The TWG is due to publish an interim report by September this year before issuing final recommendations next February. If, as widely expected, the TWG opts for a broad-based capital gains tax (CGT) there would be significant consequences for the existing NZ investment tax settings.
For example, under the current regime most NZ and Australian shares are CGT-free for portfolio investment entities (PIEs) including KiwiSaver schemes. A CGT would also shake-up the fair dividend regime (FDR), which taxes offshore equities on a deemed annual return of 5 per cent.
Cullen said the TWG would release papers on CGT and “capital income” taxes “in the near future”. However, the latest tranche of TWG reports published last week – covering business tax – do touch on CGT issues.
The TWG background paper on ‘effective company tax rates in NZ’ estimates that its sample of small-to-medium enterprises racked up untaxed realised capital gains of $2.2 billion in the 2015/16 financial year.
Furthermore, the paper highlights ‘financial and insurance services’ as one of the major beneficiaries of a CGT-less environment with annual tax-free gains of $217 million (bested by agriculture, at $412 million, and ‘rental, hiring and real estate services’ with $763 million).
Financial services also ranked as one of the four industries that “stand out as having high proportions of untaxed realised gains when compared with the accounting profits of the industry”.
“These results indicate that untaxed capital gains play a significant part in the effective tax rate results. Realised and unrealised capital gains make up the largest recorded adjustments that reduce taxable income relative to accounting profits and appear in a number of industries that appear to have lower effective company tax rates,” the paper says. “The Group will consider the taxation of capital gains in future sessions.”
Elsewhere, the TWG considered four options to recalibrate the system if its recommendations lead to higher tax revenue. The four “revenue neutral” proposals cover:
- re-introducing deductions for building depreciation;
- greater latitude for businesses to carry forward losses;
- the ability to claim ‘black hole’ expenditure; and,
- inflation-indexing the entire tax base.
Of those four proposals, inflation-indexing would have the most significant effect on “more than just business income tax”, the TWG paper says.
“While these would be significant changes, under the current, relatively neutral system, not adjusting the tax base for inflation is probably one of the biggest distortions.

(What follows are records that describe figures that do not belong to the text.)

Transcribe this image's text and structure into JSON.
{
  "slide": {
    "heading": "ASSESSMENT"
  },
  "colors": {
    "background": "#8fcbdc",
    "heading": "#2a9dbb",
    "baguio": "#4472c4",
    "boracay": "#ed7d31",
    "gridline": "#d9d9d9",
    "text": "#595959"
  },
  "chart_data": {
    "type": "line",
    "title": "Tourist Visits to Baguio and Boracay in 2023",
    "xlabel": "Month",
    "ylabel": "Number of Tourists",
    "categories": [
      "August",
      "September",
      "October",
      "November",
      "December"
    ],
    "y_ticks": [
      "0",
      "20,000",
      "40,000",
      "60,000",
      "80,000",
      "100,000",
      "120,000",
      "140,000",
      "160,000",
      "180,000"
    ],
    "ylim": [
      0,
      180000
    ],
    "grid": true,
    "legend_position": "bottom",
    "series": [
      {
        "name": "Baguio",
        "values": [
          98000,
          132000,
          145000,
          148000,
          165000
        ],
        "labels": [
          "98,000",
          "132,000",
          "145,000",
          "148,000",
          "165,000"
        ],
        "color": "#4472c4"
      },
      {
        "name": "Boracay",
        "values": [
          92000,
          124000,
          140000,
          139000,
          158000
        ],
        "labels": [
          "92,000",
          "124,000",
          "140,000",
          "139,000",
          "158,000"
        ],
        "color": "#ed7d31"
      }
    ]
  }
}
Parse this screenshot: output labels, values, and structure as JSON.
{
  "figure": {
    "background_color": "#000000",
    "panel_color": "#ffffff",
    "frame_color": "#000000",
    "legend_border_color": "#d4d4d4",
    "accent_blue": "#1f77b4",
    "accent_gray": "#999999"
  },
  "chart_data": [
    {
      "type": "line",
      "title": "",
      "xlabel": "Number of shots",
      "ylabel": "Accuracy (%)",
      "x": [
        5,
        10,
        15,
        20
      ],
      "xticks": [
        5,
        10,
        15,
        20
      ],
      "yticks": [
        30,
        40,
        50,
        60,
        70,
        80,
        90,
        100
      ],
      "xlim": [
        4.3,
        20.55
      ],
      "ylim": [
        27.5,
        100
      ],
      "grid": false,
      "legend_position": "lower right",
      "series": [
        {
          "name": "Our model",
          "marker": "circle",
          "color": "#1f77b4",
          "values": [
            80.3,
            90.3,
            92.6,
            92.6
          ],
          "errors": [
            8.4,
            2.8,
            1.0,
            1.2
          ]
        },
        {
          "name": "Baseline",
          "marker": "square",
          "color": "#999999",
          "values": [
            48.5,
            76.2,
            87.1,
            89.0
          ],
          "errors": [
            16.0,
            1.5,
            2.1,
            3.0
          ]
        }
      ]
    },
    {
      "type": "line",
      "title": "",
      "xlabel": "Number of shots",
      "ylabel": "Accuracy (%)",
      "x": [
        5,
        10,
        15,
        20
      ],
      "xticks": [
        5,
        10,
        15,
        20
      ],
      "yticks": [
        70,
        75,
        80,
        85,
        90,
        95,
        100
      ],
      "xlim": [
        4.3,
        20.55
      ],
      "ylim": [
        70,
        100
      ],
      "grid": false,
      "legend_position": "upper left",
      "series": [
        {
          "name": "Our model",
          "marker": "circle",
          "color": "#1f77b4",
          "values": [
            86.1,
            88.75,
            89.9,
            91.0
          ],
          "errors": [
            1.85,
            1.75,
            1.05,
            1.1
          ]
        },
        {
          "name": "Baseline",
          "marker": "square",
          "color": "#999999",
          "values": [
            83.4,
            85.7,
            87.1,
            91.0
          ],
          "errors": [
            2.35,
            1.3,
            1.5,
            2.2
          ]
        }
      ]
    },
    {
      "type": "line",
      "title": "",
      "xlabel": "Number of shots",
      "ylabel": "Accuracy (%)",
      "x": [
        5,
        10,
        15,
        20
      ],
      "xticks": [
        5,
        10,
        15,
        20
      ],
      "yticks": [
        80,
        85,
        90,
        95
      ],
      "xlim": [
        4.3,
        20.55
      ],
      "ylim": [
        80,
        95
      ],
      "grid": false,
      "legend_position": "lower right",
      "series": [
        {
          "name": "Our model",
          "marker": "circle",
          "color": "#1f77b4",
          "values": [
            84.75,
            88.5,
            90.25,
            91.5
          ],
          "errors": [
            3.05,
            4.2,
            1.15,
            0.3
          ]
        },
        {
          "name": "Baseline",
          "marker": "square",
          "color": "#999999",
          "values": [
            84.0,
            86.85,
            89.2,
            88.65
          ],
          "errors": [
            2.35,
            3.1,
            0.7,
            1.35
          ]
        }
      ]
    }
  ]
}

This may seem surprising when inflation is so low, but an important corollary of current low inflation seems to be current low risk-free returns,” the paper says. “As such, the proportion of nominal risk-free returns that are attributable to inflation is material.”
However, the Treasury advisory paper notes that shifting to an inflation-indexed tax system would have “material compliance and administration costs” requiring a raft of changes such as:
- excluding the inflation component of interest from tax;
- removing inflation from interest tax deductions;
- allowing “inflationary uplift” when calculating asset depreciation; and,
- adjusting inventory cost prices for inflation.
The Treasury report says only a handful of countries have introduced inflation-indexed tax systems – and only during high inflationary periods – “due to the additional complexity” of compliance.
“More information on the impact of inflation in the tax system will be provided at a later meeting,” the paper says.
Cullen said the TWG had “narrowed some things down but we haven’t made any definitive decisions”.
Overall, he said the TWG review suggests that while the “current system isn’t broken” there were still a number of issues that could be addressed under new policies.
“We’re looking at various options that might move one way or the other,” he said.
Forming the TWG was on the Labour Party 2017 election agenda with a promise not to introduce any recommended tax reforms in this term of office.